Understanding or Memorizing? A Case Study of German Definite Articles in Language Models
Jonathan Drechsel, Erisa Bytyqi, Steffen Herbold

TL;DR
This study investigates whether language models understand German definite articles through rules or memorization, finding evidence that they rely partly on memorized associations rather than purely rule-based encoding.
Contribution
The paper introduces a gradient-based interpretability method to analyze parameter updates, revealing that models rely on memorization rather than strict rule-based encoding for German articles.
Findings
Parameter updates for specific gender-case transitions affect unrelated settings.

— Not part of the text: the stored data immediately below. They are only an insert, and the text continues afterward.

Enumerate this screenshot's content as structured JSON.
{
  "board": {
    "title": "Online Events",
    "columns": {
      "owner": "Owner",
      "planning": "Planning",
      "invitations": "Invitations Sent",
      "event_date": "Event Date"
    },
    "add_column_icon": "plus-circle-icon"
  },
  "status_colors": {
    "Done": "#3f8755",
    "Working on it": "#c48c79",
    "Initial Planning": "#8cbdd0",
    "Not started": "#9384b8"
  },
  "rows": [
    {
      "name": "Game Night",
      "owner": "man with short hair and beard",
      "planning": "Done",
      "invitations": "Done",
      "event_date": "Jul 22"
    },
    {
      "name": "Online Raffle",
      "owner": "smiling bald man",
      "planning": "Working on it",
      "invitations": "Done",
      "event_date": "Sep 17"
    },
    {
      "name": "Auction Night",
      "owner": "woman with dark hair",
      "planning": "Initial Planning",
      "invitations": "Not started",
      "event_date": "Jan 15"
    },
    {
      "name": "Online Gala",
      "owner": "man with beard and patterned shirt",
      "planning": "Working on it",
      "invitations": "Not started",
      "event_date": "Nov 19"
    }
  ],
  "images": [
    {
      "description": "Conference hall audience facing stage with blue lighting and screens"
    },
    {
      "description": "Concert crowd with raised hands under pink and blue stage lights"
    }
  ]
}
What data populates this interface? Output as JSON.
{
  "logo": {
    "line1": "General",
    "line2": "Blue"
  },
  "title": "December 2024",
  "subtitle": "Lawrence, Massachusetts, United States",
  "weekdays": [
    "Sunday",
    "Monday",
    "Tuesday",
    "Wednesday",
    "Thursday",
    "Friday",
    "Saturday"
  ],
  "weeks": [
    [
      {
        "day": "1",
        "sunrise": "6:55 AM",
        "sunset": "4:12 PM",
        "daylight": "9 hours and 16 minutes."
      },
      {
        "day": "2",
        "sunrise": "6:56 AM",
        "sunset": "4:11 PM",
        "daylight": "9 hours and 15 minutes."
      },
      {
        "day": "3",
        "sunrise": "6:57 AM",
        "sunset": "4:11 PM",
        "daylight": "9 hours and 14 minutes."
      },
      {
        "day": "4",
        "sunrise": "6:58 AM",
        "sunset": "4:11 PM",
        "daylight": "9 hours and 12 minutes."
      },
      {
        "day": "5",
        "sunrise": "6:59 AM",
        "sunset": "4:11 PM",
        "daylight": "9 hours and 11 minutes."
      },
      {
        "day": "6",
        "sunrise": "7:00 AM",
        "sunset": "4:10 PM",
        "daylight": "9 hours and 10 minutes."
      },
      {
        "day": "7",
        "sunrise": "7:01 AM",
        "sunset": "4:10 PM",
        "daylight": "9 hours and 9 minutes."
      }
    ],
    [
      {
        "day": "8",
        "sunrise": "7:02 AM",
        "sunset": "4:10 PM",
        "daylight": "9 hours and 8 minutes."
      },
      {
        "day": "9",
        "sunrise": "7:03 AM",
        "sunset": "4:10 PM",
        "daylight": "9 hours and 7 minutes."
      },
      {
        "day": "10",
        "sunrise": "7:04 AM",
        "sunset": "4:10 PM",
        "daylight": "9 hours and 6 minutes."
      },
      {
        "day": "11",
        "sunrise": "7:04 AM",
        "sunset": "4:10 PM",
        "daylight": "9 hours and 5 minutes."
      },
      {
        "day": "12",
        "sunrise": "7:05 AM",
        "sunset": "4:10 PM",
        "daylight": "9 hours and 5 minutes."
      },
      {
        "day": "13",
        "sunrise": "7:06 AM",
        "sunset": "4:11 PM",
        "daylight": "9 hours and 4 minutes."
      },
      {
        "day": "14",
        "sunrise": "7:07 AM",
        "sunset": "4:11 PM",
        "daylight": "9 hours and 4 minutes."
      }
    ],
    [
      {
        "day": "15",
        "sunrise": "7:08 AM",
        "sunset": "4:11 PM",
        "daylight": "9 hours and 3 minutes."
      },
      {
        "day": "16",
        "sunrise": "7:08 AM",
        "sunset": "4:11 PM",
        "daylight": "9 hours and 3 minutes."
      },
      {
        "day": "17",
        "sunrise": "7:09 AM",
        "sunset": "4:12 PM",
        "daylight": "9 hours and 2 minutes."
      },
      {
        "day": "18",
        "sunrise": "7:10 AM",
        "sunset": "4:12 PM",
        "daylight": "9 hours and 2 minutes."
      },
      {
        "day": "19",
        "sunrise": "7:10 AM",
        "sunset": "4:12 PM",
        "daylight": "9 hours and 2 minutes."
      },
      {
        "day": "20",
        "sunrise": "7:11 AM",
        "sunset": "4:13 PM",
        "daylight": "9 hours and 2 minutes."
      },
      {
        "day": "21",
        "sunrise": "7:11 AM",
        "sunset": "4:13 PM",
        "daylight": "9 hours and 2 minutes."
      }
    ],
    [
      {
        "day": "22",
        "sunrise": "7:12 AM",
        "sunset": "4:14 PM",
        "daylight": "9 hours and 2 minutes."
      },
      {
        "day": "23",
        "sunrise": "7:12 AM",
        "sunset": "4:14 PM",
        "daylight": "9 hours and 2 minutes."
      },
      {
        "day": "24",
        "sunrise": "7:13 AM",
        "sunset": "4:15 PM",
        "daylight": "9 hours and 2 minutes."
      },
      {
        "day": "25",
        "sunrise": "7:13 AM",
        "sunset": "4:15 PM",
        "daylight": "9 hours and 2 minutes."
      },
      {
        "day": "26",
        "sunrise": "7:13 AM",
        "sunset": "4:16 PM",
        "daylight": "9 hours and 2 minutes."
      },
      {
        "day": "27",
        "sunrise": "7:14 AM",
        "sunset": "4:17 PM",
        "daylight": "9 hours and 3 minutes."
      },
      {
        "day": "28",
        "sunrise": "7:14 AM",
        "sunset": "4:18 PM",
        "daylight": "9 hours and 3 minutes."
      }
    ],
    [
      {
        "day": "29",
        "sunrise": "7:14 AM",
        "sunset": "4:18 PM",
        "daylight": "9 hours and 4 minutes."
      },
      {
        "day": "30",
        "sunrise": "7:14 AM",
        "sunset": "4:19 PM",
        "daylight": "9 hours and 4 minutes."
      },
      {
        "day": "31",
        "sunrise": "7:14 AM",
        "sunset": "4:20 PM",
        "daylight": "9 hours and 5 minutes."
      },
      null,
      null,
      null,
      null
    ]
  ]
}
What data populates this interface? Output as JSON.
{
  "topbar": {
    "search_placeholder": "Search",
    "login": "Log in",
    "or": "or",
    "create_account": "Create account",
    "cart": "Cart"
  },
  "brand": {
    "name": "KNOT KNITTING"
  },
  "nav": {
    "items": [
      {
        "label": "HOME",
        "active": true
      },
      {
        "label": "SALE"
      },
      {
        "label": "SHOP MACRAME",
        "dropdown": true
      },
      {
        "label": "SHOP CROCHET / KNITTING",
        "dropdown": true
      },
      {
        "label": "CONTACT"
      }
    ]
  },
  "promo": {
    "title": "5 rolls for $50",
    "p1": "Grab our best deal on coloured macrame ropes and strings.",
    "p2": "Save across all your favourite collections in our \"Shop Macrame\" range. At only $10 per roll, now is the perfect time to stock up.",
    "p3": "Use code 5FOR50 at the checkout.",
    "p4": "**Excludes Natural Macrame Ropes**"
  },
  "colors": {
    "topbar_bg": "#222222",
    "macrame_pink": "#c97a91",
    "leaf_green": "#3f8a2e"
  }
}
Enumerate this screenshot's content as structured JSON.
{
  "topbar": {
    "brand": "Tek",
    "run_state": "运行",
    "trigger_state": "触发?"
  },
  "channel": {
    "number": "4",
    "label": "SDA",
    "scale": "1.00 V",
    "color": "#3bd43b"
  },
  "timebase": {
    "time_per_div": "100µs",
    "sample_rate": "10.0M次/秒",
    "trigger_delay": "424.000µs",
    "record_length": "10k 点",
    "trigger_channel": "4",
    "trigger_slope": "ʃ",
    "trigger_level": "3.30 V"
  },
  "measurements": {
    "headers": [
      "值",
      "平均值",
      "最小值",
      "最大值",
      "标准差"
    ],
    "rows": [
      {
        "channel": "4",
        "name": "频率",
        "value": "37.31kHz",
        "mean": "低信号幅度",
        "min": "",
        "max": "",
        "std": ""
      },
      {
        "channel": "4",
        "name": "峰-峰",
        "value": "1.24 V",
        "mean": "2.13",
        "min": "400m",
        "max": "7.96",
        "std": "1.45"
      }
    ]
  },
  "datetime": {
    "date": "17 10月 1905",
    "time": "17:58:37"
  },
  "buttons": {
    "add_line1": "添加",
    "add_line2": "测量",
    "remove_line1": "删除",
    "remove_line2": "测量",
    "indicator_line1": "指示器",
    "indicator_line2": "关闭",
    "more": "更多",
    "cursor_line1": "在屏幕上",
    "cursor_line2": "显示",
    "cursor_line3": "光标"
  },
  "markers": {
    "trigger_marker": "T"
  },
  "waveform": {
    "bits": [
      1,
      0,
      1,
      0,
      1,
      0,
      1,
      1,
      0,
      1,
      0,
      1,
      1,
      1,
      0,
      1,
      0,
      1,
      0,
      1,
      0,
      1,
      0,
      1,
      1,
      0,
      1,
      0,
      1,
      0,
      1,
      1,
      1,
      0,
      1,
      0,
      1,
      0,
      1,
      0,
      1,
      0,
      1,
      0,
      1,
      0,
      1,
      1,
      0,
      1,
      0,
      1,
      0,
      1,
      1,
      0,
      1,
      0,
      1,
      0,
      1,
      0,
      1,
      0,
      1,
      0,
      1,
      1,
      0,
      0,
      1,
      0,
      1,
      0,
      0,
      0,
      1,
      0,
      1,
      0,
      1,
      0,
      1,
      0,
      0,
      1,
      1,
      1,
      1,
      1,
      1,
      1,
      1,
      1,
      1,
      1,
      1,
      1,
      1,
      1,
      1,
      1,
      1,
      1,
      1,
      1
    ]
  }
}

Neurons involved in article transitions overlap across different gender-case settings.
Results suggest reliance on memorization over rule-based generalization.
Abstract
Language models perform well on grammatical agreement, but it is unclear whether this reflects rule-based generalization or memorization. We study this question for German definite singular articles, whose forms depend on gender and case. Using GRADIEND, a gradient-based interpretability method, we learn parameter update directions for gender-case specific article transitions. We find that updates learned for a specific gender-case article transition frequently affect unrelated gender-case settings, with substantial overlap among the most affected neurons across settings. These results argue against a strictly rule-based encoding of German definite articles, indicating that models at least partly rely on memorized associations rather than abstract grammatical rules.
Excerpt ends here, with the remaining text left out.